The use of human mesenchymal stem cells (hMSCs) is gaining increased traction in clinical research and therapies. However, current tissue culture platforms for the large-scale expansion of hMSCs, such as microcarrier beads in bioreactors, result in lowered viability of the cells and affect differentiation potential by reducing surface antigen expression. Microcarrier beads, commonly made from polystyrene, are well characterized in the expansion of other cell types. It is known that plant-derived materials can be used to culture mammalian cells. Our lab has previously shown that decellularization of bright yellow-2 (BY-2) cell cultures, a tobacco (Nicotiana tabacum) plant cell, can yield matrices for the culture of human fibroblasts (hFFs). Tobacco hairy roots are plant-based tissue cultures from the same transgenic Nicotiana tabacum plant.
In this thesis, we evaluated decellularized tobacco hairy roots as a novel culture platform for hFFs, which served as an analog for other human cell types such as hMSCs. The hairy roots were genetically modified to express enhanced green fluorescent protein (EGFP). The hairy roots were mechanically decellularized via lyophilization followed by chemical treatment with DNase I to remove the DNA. The DNase I treatment resulted in 99% DNA removal, resulting in a DNA content less than 50 ng/mg tissue. This threshold level is considered to be sufficiently decellularized for reseeding with human cells in clinical and tissue engineering applications. Quantification of protein content showed 20% protein retention after decellularization of the hairy roots. Fluorescence microscopy confirmed removal of nuclei and retention of EGFP within the matrices.
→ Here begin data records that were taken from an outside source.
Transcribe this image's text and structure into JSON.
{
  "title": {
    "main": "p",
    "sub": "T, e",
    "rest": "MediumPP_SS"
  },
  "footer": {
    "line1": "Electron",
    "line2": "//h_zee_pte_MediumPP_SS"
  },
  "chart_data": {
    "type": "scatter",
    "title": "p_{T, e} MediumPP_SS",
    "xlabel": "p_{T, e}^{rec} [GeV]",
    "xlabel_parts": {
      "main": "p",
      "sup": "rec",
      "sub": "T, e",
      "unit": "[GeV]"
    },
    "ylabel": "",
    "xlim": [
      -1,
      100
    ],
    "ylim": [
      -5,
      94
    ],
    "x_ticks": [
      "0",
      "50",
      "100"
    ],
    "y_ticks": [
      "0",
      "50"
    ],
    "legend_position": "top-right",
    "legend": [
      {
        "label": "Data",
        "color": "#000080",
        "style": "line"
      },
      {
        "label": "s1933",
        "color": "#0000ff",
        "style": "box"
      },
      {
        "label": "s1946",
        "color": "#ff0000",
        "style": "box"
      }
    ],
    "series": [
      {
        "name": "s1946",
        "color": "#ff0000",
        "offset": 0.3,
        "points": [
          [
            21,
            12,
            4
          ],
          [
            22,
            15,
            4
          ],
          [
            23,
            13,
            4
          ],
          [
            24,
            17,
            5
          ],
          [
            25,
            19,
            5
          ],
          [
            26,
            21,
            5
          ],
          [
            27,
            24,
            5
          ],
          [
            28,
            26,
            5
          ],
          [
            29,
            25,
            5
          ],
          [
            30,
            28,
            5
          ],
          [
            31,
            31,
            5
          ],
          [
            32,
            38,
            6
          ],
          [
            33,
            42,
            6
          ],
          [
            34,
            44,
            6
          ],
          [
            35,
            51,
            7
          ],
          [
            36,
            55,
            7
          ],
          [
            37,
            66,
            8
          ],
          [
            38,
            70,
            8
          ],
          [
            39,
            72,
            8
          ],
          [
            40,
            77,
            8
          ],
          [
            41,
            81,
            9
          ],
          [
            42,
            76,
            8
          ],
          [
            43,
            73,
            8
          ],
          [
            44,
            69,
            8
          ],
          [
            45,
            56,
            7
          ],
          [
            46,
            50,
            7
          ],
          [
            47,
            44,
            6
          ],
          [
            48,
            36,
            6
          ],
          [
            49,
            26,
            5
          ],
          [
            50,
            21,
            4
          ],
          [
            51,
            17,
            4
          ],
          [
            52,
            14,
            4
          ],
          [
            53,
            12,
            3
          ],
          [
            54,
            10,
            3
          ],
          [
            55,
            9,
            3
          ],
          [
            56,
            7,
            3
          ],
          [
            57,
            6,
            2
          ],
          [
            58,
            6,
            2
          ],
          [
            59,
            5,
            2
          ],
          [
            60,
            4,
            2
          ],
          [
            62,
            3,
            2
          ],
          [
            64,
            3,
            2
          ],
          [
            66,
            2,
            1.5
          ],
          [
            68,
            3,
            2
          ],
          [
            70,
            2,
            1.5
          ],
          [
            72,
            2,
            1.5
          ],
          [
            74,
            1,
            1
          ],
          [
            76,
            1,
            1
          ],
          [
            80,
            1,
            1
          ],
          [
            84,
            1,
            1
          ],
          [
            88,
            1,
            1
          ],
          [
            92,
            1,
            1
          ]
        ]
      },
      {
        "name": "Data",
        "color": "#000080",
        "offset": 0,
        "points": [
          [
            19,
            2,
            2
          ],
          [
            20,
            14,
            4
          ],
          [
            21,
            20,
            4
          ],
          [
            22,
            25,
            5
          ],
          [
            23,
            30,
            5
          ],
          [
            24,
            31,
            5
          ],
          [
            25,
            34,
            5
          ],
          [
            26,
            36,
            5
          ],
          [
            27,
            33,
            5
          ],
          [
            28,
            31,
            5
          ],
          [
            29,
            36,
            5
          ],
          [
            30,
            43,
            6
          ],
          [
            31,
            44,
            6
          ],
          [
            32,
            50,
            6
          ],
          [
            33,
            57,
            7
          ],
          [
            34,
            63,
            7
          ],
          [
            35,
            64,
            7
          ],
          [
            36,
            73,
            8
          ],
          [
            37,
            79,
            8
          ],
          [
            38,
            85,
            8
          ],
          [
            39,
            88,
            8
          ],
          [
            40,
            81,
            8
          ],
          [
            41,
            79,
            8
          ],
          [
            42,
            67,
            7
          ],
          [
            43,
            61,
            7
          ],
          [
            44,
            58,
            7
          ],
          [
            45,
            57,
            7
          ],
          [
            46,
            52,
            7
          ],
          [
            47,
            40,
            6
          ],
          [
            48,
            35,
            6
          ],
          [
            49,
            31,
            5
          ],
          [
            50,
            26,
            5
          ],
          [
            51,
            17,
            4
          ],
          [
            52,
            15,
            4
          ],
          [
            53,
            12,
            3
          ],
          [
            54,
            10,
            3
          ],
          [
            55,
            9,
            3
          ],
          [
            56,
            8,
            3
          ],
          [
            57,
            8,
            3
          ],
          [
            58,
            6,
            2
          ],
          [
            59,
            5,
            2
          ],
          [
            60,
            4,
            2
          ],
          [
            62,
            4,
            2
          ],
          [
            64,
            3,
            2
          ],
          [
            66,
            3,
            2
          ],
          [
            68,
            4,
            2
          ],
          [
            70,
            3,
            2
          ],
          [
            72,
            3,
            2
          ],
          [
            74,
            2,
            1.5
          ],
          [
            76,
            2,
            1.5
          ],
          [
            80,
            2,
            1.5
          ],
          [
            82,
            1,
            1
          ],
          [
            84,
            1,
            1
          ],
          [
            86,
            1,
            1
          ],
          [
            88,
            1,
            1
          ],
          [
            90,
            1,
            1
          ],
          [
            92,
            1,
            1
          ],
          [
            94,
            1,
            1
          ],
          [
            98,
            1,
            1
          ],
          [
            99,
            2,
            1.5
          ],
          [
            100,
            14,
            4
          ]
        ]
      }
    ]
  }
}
To realize this matrix as a mammalian cell expansion platform, we evaluated matrix degradation using cellulase, the in vitro biocompatibility of cellulase, and the ability to detach viable hFFs from the matrix. First, a degradation protocol for the tobacco hairy root matrices was developed using cellulase as the hydrolytic enzyme. The enzymatic degradation resulted in approximately 40% mass loss of the hairy root matrices. In vitro biocompatibility experiments showed no adverse effects on hFF viability. Fluorescence imaging confirmed that the hFFs attached to the hairy root matrices. Subsequently, cells could be detached from the matrices using traditional proteolytic enzymes, such as trypsin, or the plant degrading enzyme, cellulase. The detached cells remained viable and could continue to be cultured on standard tissue culture plastic. Our studies shown that decellularized tobacco hairy root matrices could be used for the support of human cell culture.